Posted February 7, 2024
When it is carrier contract renewal time a competitive sourcing review is the only way to determine if your company is getting the best value from your telecom and data network provider(s). You might be changing technology or want a broad understating of the options available to meet your needs. In this case a formal request for proposal (RFP) process is often ideal. However, you might only be renewing existing services, or you know specifically what you need. A less formal competitive review with a few key vendors would accomplish the same result in this scenario.
With 30+ years’ experience aiding clients with carrier negotiations, we know that bringing competition to the table can lower costs. However, IT leaders often prioritize day-to-day operational requirements and do not always approach negotiations with a long-term perspective. They think it hard to move to a new carrier because of complex agreements or a potential disruption to their business. In turn, they often stay with their current carrier without scrutinizing contract terms or uncovering all the savings available to them.
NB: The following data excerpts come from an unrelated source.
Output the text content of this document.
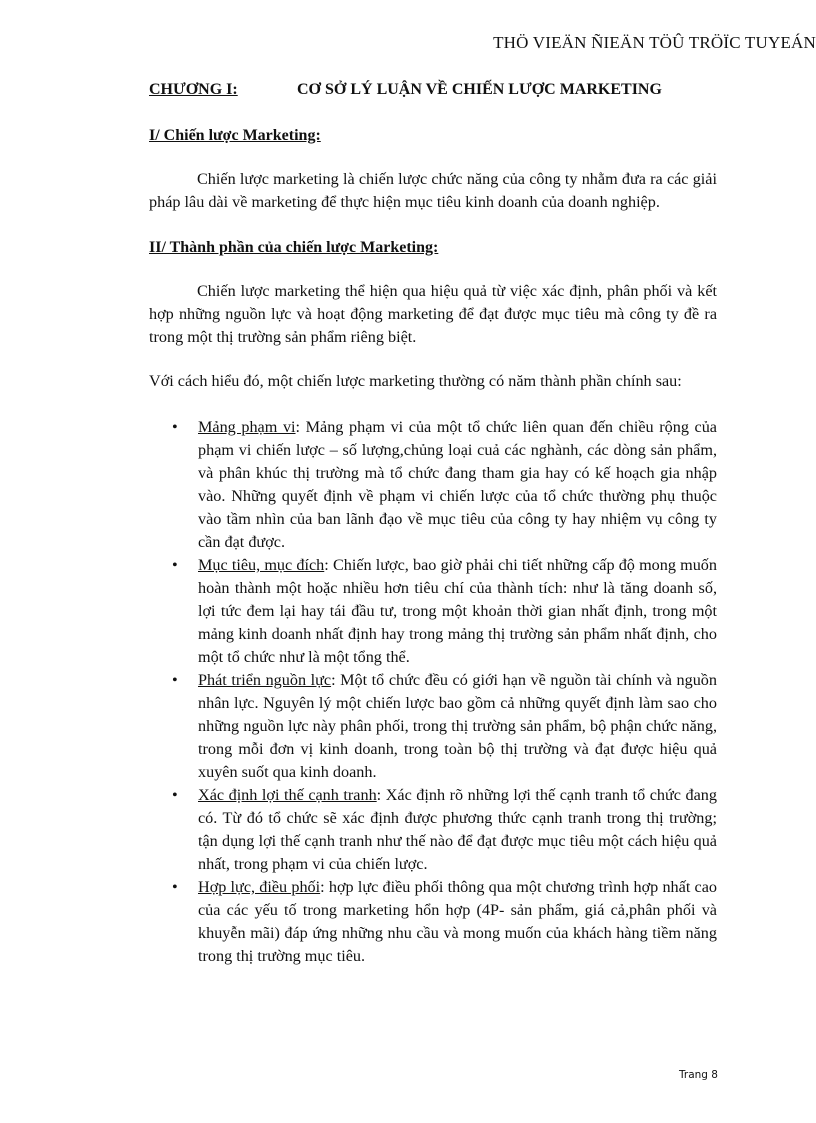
THÖ VIEÄN ÑIEÄN TÖÛ TRÖÏC TUYEÁN
CHƯƠNG I:	CƠ SỞ LÝ LUẬN VỀ CHIẾN LƯỢC MARKETING
I/ Chiến lược Marketing:

Chiến lược marketing là chiến lược chức năng của công ty nhằm đưa ra các giải pháp lâu dài về marketing để thực hiện mục tiêu kinh doanh của doanh nghiệp.

II/ Thành phần của chiến lược Marketing:

Chiến lược marketing thể hiện qua hiệu quả từ việc xác định, phân phối và kết hợp những nguồn lực và hoạt động marketing để đạt được mục tiêu mà công ty đề ra trong một thị trường sản phẩm riêng biệt.

Với cách hiểu đó, một chiến lược marketing thường có năm thành phần chính sau:

• Mảng phạm vi: Mảng phạm vi của một tổ chức liên quan đến chiều rộng của phạm vi chiến lược – số lượng,chủng loại cuả các nghành, các dòng sản phẩm, và phân khúc thị trường mà tổ chức đang tham gia hay có kế hoạch gia nhập vào. Những quyết định về phạm vi chiến lược của tổ chức thường phụ thuộc vào tầm nhìn của ban lãnh đạo về mục tiêu của công ty hay nhiệm vụ công ty cần đạt được.
• Mục tiêu, mục đích: Chiến lược, bao giờ phải chi tiết những cấp độ mong muốn hoàn thành một hoặc nhiều hơn tiêu chí của thành tích: như là tăng doanh số, lợi tức đem lại hay tái đầu tư, trong một khoản thời gian nhất định, trong một mảng kinh doanh nhất định hay trong mảng thị trường sản phẩm nhất định, cho một tổ chức như là một tổng thể.
• Phát triển nguồn lực: Một tổ chức đều có giới hạn về nguồn tài chính và nguồn nhân lực. Nguyên lý một chiến lược bao gồm cả những quyết định làm sao cho những nguồn lực này phân phối, trong thị trường sản phẩm, bộ phận chức năng, trong mỗi đơn vị kinh doanh, trong toàn bộ thị trường và đạt được hiệu quả xuyên suốt qua kinh doanh.
• Xác định lợi thế cạnh tranh: Xác định rõ những lợi thế cạnh tranh tổ chức đang có. Từ đó tổ chức sẽ xác định được phương thức cạnh tranh trong thị trường; tận dụng lợi thế cạnh tranh như thế nào để đạt được mục tiêu một cách hiệu quả nhất, trong phạm vi của chiến lược.
• Hợp lực, điều phối: hợp lực điều phối thông qua một chương trình hợp nhất cao của các yếu tố trong marketing hổn hợp (4P- sản phẩm, giá cả,phân phối và khuyễn mãi) đáp ứng những nhu cầu và mong muốn của khách hàng tiềm năng trong thị trường mục tiêu.
Trang 8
Here are 4 common reasons IT leaders hesitate to shop around and why it hurts their company:
Telecom rates are typically falling. At renewal time, incumbent carriers always offer a new contract with lower rates. In our experience, the savings offered from a simple renewal are typically about ½ or less of the savings the incumbent would offer in a competitive situation. This isn’t about “beating up the carrier” and potentially damaging a relationship, it is about gaining knowledge. When you do a competitive review, you become aware of changing markets and pricing trends. If you are confident that the incumbent offered competitive prices for the services you need, great! Sign and move on. But if other offers are more enticing, leverage that information to develop a solution that is ultimately best for your company.
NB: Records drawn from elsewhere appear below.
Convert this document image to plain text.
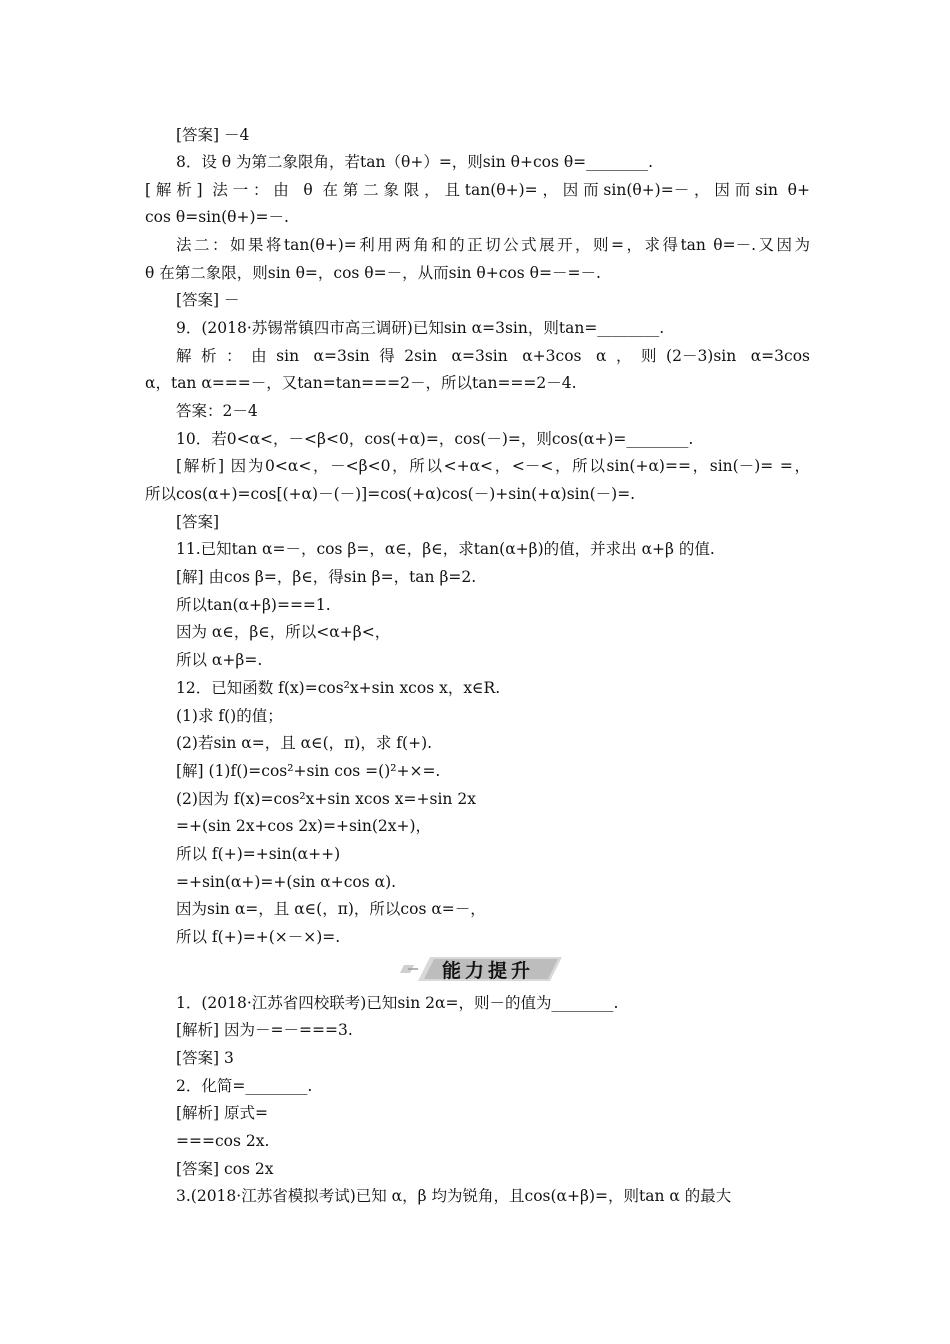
[答案] －4
8．设 θ 为第二象限角，若tan（θ+）=，则sin θ+cos θ=________.
[解析] 法一：由 θ 在第二象限，且tan(θ+)=，因而sin(θ+)=－，因而sin θ+
cos θ=sin(θ+)=－.
法二：如果将tan(θ+)=利用两角和的正切公式展开，则=，求得tan θ=－.又因为
θ 在第二象限，则sin θ=，cos θ=－，从而sin θ+cos θ=－=－.
[答案] －
9．(2018·苏锡常镇四市高三调研)已知sin α=3sin，则tan=________.
解析：由sin α=3sin得2sin α=3sin α+3cos α，则(2－3)sin α=3cos
α，tan α===－，又tan=tan===2－，所以tan===2－4.
答案：2－4
10．若0<α<，－<β<0，cos(+α)=，cos(－)=，则cos(α+)=________.
[解析] 因为0<α<，－<β<0，所以<+α<，<－<，所以sin(+α)==，sin(－)= =，
所以cos(α+)=cos[(+α)－(－)]=cos(+α)cos(－)+sin(+α)sin(－)=.
[答案]
11.已知tan α=－，cos β=，α∈，β∈，求tan(α+β)的值，并求出 α+β 的值.
[解] 由cos β=，β∈，得sin β=，tan β=2.
所以tan(α+β)===1.
因为 α∈，β∈，所以<α+β<，
所以 α+β=.
12．已知函数 f(x)=cos²x+sin xcos x，x∈R.
(1)求 f()的值；
(2)若sin α=，且 α∈(，π)，求 f(+).
[解] (1)f()=cos²+sin cos =()²+×=.
(2)因为 f(x)=cos²x+sin xcos x=+sin 2x
=+(sin 2x+cos 2x)=+sin(2x+)，
所以 f(+)=+sin(α++)
=+sin(α+)=+(sin α+cos α).
因为sin α=，且 α∈(，π)，所以cos α=－，
所以 f(+)=+(×－×)=.
能力提升
1．(2018·江苏省四校联考)已知sin 2α=，则－的值为________.
[解析] 因为－=－===3.
[答案] 3
2．化简=________.
[解析] 原式=
===cos 2x.
[答案] cos 2x
3.(2018·江苏省模拟考试)已知 α，β 均为锐角，且cos(α+β)=，则tan α 的最大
Time, effort, and potential problems are all valid concerns and should be considered in the final analysis. However, first you must understand the technical capabilities and value of other providers. If cost and capabilities are similar across all respondents, a good incumbent would win the business. Sometimes another provider has a better solution, and/or a significantly better price. That information can be used to improve the incumbent’s pricing or provide enough overall benefit to justify a change. That is even with the negatives mentioned above included in the broader ROI equation.
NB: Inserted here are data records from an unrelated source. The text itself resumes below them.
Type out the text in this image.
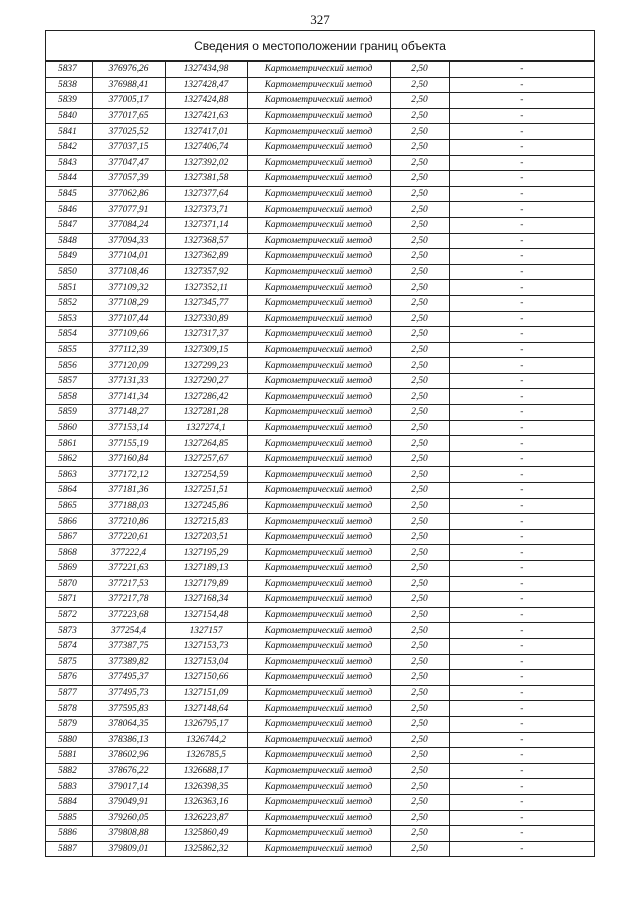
327
Сведения о местоположении границ объекта
5837	376976,26	1327434,98	Картометрический метод	2,50	-
5838	376988,41	1327428,47	Картометрический метод	2,50	-
5839	377005,17	1327424,88	Картометрический метод	2,50	-
5840	377017,65	1327421,63	Картометрический метод	2,50	-
5841	377025,52	1327417,01	Картометрический метод	2,50	-
5842	377037,15	1327406,74	Картометрический метод	2,50	-
5843	377047,47	1327392,02	Картометрический метод	2,50	-
5844	377057,39	1327381,58	Картометрический метод	2,50	-
5845	377062,86	1327377,64	Картометрический метод	2,50	-
5846	377077,91	1327373,71	Картометрический метод	2,50	-
5847	377084,24	1327371,14	Картометрический метод	2,50	-
5848	377094,33	1327368,57	Картометрический метод	2,50	-
5849	377104,01	1327362,89	Картометрический метод	2,50	-
5850	377108,46	1327357,92	Картометрический метод	2,50	-
5851	377109,32	1327352,11	Картометрический метод	2,50	-
5852	377108,29	1327345,77	Картометрический метод	2,50	-
5853	377107,44	1327330,89	Картометрический метод	2,50	-
5854	377109,66	1327317,37	Картометрический метод	2,50	-
5855	377112,39	1327309,15	Картометрический метод	2,50	-
5856	377120,09	1327299,23	Картометрический метод	2,50	-
5857	377131,33	1327290,27	Картометрический метод	2,50	-
5858	377141,34	1327286,42	Картометрический метод	2,50	-
5859	377148,27	1327281,28	Картометрический метод	2,50	-
5860	377153,14	1327274,1	Картометрический метод	2,50	-
5861	377155,19	1327264,85	Картометрический метод	2,50	-
5862	377160,84	1327257,67	Картометрический метод	2,50	-
5863	377172,12	1327254,59	Картометрический метод	2,50	-
5864	377181,36	1327251,51	Картометрический метод	2,50	-
5865	377188,03	1327245,86	Картометрический метод	2,50	-
5866	377210,86	1327215,83	Картометрический метод	2,50	-
5867	377220,61	1327203,51	Картометрический метод	2,50	-
5868	377222,4	1327195,29	Картометрический метод	2,50	-
5869	377221,63	1327189,13	Картометрический метод	2,50	-
5870	377217,53	1327179,89	Картометрический метод	2,50	-
5871	377217,78	1327168,34	Картометрический метод	2,50	-
5872	377223,68	1327154,48	Картометрический метод	2,50	-
5873	377254,4	1327157	Картометрический метод	2,50	-
5874	377387,75	1327153,73	Картометрический метод	2,50	-
5875	377389,82	1327153,04	Картометрический метод	2,50	-
5876	377495,37	1327150,66	Картометрический метод	2,50	-
5877	377495,73	1327151,09	Картометрический метод	2,50	-
5878	377595,83	1327148,64	Картометрический метод	2,50	-
5879	378064,35	1326795,17	Картометрический метод	2,50	-
5880	378386,13	1326744,2	Картометрический метод	2,50	-
5881	378602,96	1326785,5	Картометрический метод	2,50	-
5882	378676,22	1326688,17	Картометрический метод	2,50	-
5883	379017,14	1326398,35	Картометрический метод	2,50	-
5884	379049,91	1326363,16	Картометрический метод	2,50	-
5885	379260,05	1326223,87	Картометрический метод	2,50	-
5886	379808,88	1325860,49	Картометрический метод	2,50	-
5887	379809,01	1325862,32	Картометрический метод	2,50	-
A competitive review can be particularly effective at driving improvements to your network and your contract terms. This helps to overcome any concerns about the process. When other industry pros look at your network, they will often have improvement suggestions that you and your incumbent may not have thought of or had on the backburner for too long. These include redundancy improvements, updated technology, simplified design, etc…
Even if you don’t change providers, a competitive review always adds value. In a competitive situation a vendor is much more likely to show flexibility in the critical small print of an agreement. This might be on items such as the length of a contract, auto renewal clauses or service level agreements. Often it is easier for a carrier to improve contract terms than to drop price to keep a customer.
You don’t have to damage existing partnerships to get the best value out of your incumbent. In fact, if you do not build leverage, you will not get strong value. Transparency is key – you need competitive information, but you don’t need to be deceptive to get it.
It can be effective to collaborate with an internal or external third-party contract negotiator on the process. Start with your working knowledge of your network and overall business situation. Then leverage their experience crafting a transparent and fair competitive review for a collaboration that addresses all your concerns. These might include carrier relationships, competitive pricing, technology improvements and advantageous contract terms. This is how the carriers run all their pricing negotiations with clients. Your rep advocates for you while someone “behind the curtain” makes the decisions, allowing your rep to be the “good guy” no matter what. No reason you should not use a similar tactic.
You need multiple carriers who know your environment and your business needs to ensure you get the best service and can effectively react to your company’s changing needs.
In general, economies of scale lead to lower pricing, but this does not mean that a single provider gets you best price. We have been highly successful with carrier contract renewal rates when giving a carrier approximately 70% of a client’s services instead of 100%. In fact, the knowledge that they do not want to lose any more than that 70% is often a strong motivator to keep your costs low. Similarly, you can inform the secondary provider that they can honor their best price for 30% of your business or get no business at all. They typically will choose to have you as a customer at the lower rate than to walk away.
In addition to lower price, and really, more importantly – you need redundancy. It is best to build a strong secondary relationship, so you get more than just back up service. No provider is great at everything. When you have two providers who know your business and your network well, you are in a much better position to deliver on your company’s needs.
Many of our clients have a primary and secondary vendor. This can be divided based on primary and back up services or with a certain percentage of locations split between two carriers. Really, any logical way that does not over complicate the management of your network is appropriate.
In conclusion, we often see clients that at carrier contract renewal time have not shopped other telecom providers. They often feel doing so is difficult or somehow perceived as threatening. However, for the best overall outcome for your company, having multiple providers at the table can bring down rates and improve network resilience and value. This comparison can be done while keeping important vendor relationships strong if handled correctly. An outside party like The BAZ Group can be a valuable resource in this ongoing endeavor of network vendor management.